Insights into temperature effects on structural deformation of a cable-stayed bridge based on structural health monitoring

Structural deformation is an important consideration in the health monitoring of bridges, and its dependence on temperature variations is quite complex. Based on field measurements performed for an operational cable-stayed bridge, the proposed study investigates mechanisms of thermally induced variations in girder length and mid-span deflection through plane geometric and finite element analyses. The objective of this study is to understand the behaviour of such bridges over annual and diurnal cycles. It has been observed that the girder length and mid-span deflection of a cable-stayed bridge exhibit different modes of the temperature–response correlation.
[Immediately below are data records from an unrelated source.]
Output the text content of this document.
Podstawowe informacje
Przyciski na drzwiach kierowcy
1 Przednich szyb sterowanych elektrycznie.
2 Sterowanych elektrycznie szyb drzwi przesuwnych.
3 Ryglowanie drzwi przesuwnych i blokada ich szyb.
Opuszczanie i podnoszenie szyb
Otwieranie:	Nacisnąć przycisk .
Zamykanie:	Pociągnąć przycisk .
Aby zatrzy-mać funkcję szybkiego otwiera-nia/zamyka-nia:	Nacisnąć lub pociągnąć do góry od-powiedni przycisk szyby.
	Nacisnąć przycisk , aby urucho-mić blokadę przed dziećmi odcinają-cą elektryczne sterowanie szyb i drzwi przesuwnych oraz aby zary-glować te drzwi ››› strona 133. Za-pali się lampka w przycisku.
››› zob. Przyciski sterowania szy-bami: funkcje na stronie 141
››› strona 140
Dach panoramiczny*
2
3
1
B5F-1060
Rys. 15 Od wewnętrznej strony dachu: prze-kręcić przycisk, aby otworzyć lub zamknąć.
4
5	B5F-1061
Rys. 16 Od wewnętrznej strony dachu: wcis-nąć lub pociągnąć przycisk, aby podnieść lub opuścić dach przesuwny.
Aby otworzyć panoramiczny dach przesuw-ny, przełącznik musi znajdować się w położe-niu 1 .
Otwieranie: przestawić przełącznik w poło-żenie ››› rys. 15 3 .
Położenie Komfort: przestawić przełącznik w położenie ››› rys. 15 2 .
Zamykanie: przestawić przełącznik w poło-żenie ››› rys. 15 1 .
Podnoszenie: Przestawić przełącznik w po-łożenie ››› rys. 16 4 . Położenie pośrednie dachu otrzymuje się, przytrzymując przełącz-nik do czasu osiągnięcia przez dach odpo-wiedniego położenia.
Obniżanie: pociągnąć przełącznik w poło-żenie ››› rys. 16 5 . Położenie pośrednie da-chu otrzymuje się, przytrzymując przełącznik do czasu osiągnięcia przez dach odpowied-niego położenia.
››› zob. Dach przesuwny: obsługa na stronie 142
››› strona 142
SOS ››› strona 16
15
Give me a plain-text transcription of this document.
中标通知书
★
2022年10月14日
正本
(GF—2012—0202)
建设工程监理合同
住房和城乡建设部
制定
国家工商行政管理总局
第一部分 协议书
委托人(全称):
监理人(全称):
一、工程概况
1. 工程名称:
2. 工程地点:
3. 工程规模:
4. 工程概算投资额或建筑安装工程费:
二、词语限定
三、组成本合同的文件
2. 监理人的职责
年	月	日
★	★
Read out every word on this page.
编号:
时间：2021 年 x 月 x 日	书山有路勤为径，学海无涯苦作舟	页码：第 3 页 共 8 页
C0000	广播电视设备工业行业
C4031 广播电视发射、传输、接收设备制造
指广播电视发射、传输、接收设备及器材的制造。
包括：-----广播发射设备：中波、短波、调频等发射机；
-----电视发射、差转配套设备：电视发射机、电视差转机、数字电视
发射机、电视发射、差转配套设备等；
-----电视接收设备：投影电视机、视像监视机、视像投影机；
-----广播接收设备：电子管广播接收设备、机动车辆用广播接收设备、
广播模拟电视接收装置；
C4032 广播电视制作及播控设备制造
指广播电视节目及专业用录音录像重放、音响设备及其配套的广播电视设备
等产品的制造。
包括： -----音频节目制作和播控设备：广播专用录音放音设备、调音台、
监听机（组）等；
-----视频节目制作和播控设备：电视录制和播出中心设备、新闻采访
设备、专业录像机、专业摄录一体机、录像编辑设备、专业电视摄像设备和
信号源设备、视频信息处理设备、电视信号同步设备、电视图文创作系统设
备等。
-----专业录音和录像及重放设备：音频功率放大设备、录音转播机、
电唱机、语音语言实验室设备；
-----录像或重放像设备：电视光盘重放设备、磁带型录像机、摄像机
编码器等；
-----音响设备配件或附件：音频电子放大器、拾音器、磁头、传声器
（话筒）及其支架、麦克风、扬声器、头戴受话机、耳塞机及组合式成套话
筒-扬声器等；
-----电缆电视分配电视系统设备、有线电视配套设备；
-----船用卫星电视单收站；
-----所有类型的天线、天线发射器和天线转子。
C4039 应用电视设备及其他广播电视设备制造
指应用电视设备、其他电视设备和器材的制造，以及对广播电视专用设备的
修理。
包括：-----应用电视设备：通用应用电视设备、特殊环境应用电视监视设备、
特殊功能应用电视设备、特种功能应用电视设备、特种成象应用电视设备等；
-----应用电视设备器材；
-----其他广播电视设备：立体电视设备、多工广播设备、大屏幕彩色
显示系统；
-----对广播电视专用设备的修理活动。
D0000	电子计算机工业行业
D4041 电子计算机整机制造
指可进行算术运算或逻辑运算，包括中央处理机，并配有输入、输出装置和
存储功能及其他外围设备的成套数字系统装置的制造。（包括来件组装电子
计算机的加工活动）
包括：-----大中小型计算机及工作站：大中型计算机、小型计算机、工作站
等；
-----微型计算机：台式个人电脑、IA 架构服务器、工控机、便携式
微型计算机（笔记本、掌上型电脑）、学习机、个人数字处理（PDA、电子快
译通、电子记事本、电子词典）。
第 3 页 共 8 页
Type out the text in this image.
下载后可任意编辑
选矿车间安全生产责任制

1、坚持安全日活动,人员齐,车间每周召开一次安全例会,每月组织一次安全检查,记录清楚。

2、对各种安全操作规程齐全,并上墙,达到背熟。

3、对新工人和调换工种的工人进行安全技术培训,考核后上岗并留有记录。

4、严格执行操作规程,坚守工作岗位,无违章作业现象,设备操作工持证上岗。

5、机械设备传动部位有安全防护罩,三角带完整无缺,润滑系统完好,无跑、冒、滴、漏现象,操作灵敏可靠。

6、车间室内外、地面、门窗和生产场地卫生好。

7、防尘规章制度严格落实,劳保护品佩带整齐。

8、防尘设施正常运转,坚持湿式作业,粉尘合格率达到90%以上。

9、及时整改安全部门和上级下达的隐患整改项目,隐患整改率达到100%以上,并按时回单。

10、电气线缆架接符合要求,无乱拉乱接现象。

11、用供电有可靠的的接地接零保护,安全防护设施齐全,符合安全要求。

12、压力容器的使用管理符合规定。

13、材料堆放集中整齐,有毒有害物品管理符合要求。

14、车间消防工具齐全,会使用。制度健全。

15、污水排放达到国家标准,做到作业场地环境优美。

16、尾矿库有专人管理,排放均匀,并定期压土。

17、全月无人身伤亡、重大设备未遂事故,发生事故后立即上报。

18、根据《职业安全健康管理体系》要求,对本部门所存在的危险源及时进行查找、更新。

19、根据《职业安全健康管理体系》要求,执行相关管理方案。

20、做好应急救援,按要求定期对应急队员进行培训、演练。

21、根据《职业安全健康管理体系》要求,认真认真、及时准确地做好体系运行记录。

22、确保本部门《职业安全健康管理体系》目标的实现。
Thermally induced changes in girder length are solely governed by the average girder temperature, and its annual variation in amplitude is significantly larger compared to the diurnal variation. However, thermally induced mid-span deflections are simultaneously influenced by the cable temperature and average girder temperature, and these do not vary monotonously with temperature, thereby resulting in nearly equal variation amplitudes over both annual and diurnal cycles. Temperature-induced deformations of a cable-stayed bridge could well be approximated through multiple linear superposition of thermal-expansion effects of individual components. Besides thermal-expansion coefficients of structural materials, the temperature dependency of mid-span deflection of a symmetrical twin-tower cable-stayed bridge is closely related to the ratio of tower height above the deck to central span of the girder as well as span ratio of the side span to central span. The proposed simplified formulae to estimate the sensitivities of temperature effects could be readily extended to other cable-stayed bridges with different geometric arrangements, thereby providing valuable insights into thermally induced deformation of such bridges.